'Extraterritoriality' has legal usage as the state of being exempt from local law. Some years ago I used 'extraterritoriality' to describe another, imaginative, state of exemption - how ordinary Jamaicans told adventure stories about personal transport out of social-political conditions on the island. Those stories were shaped by the actual movements of friends and relatives to, especially, New York, London and Toronto. However, Jamaican social scientist Obika Gray has used the word in a different, but related, sense - one that bears directly on the current 'news' about violent street fighting between the Jamaican Defence Force and residents of Tivoli Gardens and Denham Town in Kingston, the Jamaican capital.
Since colonial independence, specific sections or 'garrisons' in Kingston have become locked in a clientalist relationship between local 'dons' and one or other of the two major political parties. The symbiosis acts in such a way that these garrisons and their bosses acquire a de facto extraterritorial status vis-a-vis the judiciary because they are protected by whichever party they ally with and support at the elections. Tivoli Gardens, until now 'run' by 'President' Coke is a classic garrison community and likewise a classic example of extraterritoriality in Gray's sense. Tivoli Gardens 'supports' the JLP 'run' by Bruce Golding. Coke is admired by many in Tivoli Gardens because he redistributes proceedings from his international business to people locally.
Enter the other President - President Obama. This president wishes the Jamaican judiciary to extradite Coke because the US government views him as a lynchpin of cocaine and marijuana smuggling in the US. Over many years, the US government has tried to control the drug market within its own borders by using military, economic (including IMF) and diplomatic leverage on Caribbean states from Colombia to Jamaica and Haiti. During the early 1990s, the US put pressure on the Jamaican government to aerial spray marijuana plantations in mountainous central Jamaica. Since the chemicals would have run down the hillsides and entered every part of the ecosystem, and perhaps because marijuana is an immense source of income for the island economy, this was resisted. In contrast to Haiti, the US government cannot simply station tens of thousands of troops in Jamaica when it chooses: Jamaica is a two party democracy, a member of the British Commonwealth with the Queen of England as the head of state (but then, those things were true of Grenada too).
So the symbiosis extends further and so does the problem of extraterritoriality. Jamaica continues to supply a large part of the Marijuana that enters the US market and also helps to service a large part of the US requirement for cocaine. In return, out of the United States come the weapons used not only in Jamaica, but Mexico and elsewhere in Central America.

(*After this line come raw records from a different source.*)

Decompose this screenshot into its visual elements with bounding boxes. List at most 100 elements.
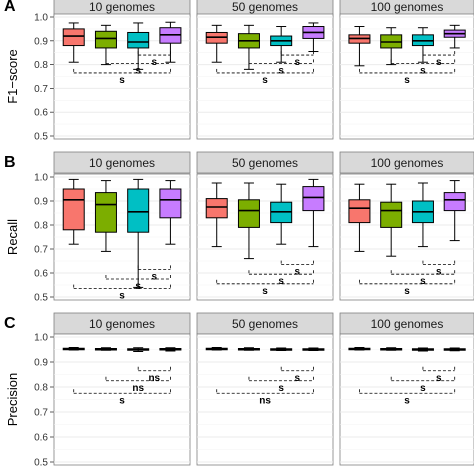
comparison-bracket: s bbox=[105, 275, 171, 292]
comparison-bracket: ns bbox=[105, 376, 171, 394]
panel-letter: B bbox=[4, 154, 16, 171]
comparison-bracket: s bbox=[248, 59, 314, 76]
significance-label: s bbox=[278, 383, 284, 394]
significance-label: s bbox=[135, 65, 141, 76]
box-2 bbox=[94, 24, 117, 66]
box-3 bbox=[127, 178, 150, 288]
comparison-bracket: s bbox=[359, 389, 456, 406]
significance-label: ns bbox=[259, 395, 271, 406]
y-tick-label: 1.0 bbox=[34, 173, 48, 184]
y-tick-label: 0.5 bbox=[34, 132, 48, 143]
significance-label: s bbox=[436, 267, 442, 278]
significance-label: s bbox=[295, 57, 301, 68]
significance-label: s bbox=[119, 291, 125, 302]
comparison-bracket: s bbox=[248, 376, 314, 394]
significance-label: s bbox=[262, 75, 268, 86]
box-1 bbox=[205, 182, 228, 248]
significance-label: s bbox=[420, 65, 426, 76]
panel-letter: C bbox=[4, 315, 16, 332]
comparison-bracket: s bbox=[280, 51, 314, 68]
box-1 bbox=[348, 347, 371, 351]
facet-title: 10 genomes bbox=[89, 317, 155, 331]
box-body bbox=[127, 31, 150, 49]
significance-label: s bbox=[436, 57, 442, 68]
box-3 bbox=[411, 182, 434, 248]
box-body bbox=[62, 188, 85, 231]
comparison-bracket: s bbox=[390, 270, 456, 287]
box-2 bbox=[380, 183, 403, 257]
y-tick-label: 0.6 bbox=[34, 269, 48, 280]
comparison-bracket: ns bbox=[137, 366, 171, 384]
box-2 bbox=[94, 180, 117, 252]
box-body bbox=[94, 30, 117, 49]
facet-strip bbox=[53, 151, 191, 174]
y-axis-label: Recall bbox=[5, 219, 20, 255]
box-2 bbox=[380, 27, 403, 66]
comparison-bracket: s bbox=[280, 260, 314, 278]
y-tick-label: 0.7 bbox=[34, 408, 48, 419]
comparison-bracket: s bbox=[216, 68, 314, 86]
y-tick-label: 0.8 bbox=[34, 60, 48, 71]
facet-strip bbox=[339, 151, 474, 174]
significance-label: s bbox=[262, 286, 268, 297]
box-2 bbox=[237, 347, 260, 351]
significance-label: s bbox=[404, 395, 410, 406]
comparison-bracket: s bbox=[280, 366, 314, 384]
box-4 bbox=[302, 178, 325, 248]
box-4 bbox=[159, 180, 182, 245]
comparison-bracket: s bbox=[359, 68, 456, 86]
y-tick-label: 0.7 bbox=[34, 84, 48, 95]
comparison-bracket: s bbox=[137, 265, 171, 282]
box-body bbox=[127, 188, 150, 233]
box-body bbox=[348, 199, 371, 224]
comparison-bracket: s bbox=[422, 260, 456, 278]
facet-title: 50 genomes bbox=[232, 317, 298, 331]
box-1 bbox=[62, 178, 85, 245]
box-4 bbox=[302, 347, 325, 351]
significance-label: s bbox=[152, 271, 158, 282]
comparison-bracket: s bbox=[73, 284, 171, 302]
comparison-bracket: s bbox=[422, 366, 456, 384]
significance-label: s bbox=[278, 65, 284, 76]
box-3 bbox=[411, 347, 434, 352]
significance-label: s bbox=[135, 281, 141, 292]
y-tick-label: 0.5 bbox=[34, 458, 48, 469]
y-tick-label: 1.0 bbox=[34, 13, 48, 24]
box-body bbox=[205, 198, 228, 219]
significance-label: s bbox=[420, 383, 426, 394]
comparison-bracket: s bbox=[73, 68, 171, 86]
box-body bbox=[159, 188, 182, 219]
facet-title: 100 genomes bbox=[371, 156, 444, 170]
comparison-bracket: s bbox=[390, 376, 456, 394]
box-1 bbox=[348, 26, 371, 67]
box-3 bbox=[270, 347, 293, 351]
box-1 bbox=[205, 347, 228, 351]
facet-title: 50 genomes bbox=[232, 156, 298, 170]
box-4 bbox=[159, 347, 182, 352]
box-1 bbox=[62, 22, 85, 63]
box-body bbox=[302, 186, 325, 212]
y-axis-label: F1−score bbox=[5, 49, 20, 104]
significance-label: s bbox=[404, 75, 410, 86]
facet-title: 10 genomes bbox=[89, 156, 155, 170]
comparison-bracket: s bbox=[422, 51, 456, 68]
box-1 bbox=[348, 183, 371, 252]
significance-label: s bbox=[119, 395, 125, 406]
significance-label: s bbox=[404, 286, 410, 297]
y-tick-label: 1.0 bbox=[34, 333, 48, 344]
significance-label: s bbox=[436, 373, 442, 384]
box-1 bbox=[62, 347, 85, 351]
facet-title: 100 genomes bbox=[371, 0, 444, 14]
box-2 bbox=[94, 347, 117, 351]
significance-label: s bbox=[295, 267, 301, 278]
box-2 bbox=[380, 347, 403, 351]
significance-label: s bbox=[420, 276, 426, 287]
comparison-bracket: s bbox=[216, 279, 314, 297]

Somewhere between 400000 and 1000000 Jamaicans live legally or illegally in the US. The US government wishes to overstep the customary politics of Jamaica. Hence, Bruce Golding's (now reversed) plea: 'I am going to uphold a position that constitutional rights do not begin at Liguanea': The US embassy is in Liguanea (about six miles across town from Tivoli Gardens)... It is the extraterritorial arm of the US in Jamaica...
On Friday, one of my oldest Jamaican friends rang me from the impoverished suburb where she lives with her three children and grandchild. She was just calling because she thought I would be worried about her and the family. In truth, I had thought she would be fairly safe (whatever safe means in Kingston, Jamaica) some distance across the other side of the city. No; 'they' - an indiscriminate army-gangsters-police - 'kill people all over town'; shootouts less than a mile away, bodies in the shanties nearby. I mentioned Coke by name and she paused - 'we musn't talk too loud', because 'they' were listening. The measure of unsustainability and impossibility in the relationship of state and people in Jamaica has expanded to a new notch.
Postscript (11 June 2012):
After the extradition of Coke to the U.S. and a lengthy trial, he was sentenced to 23 years in prison. But the wider and fuller ramifications of the case remain unexplored.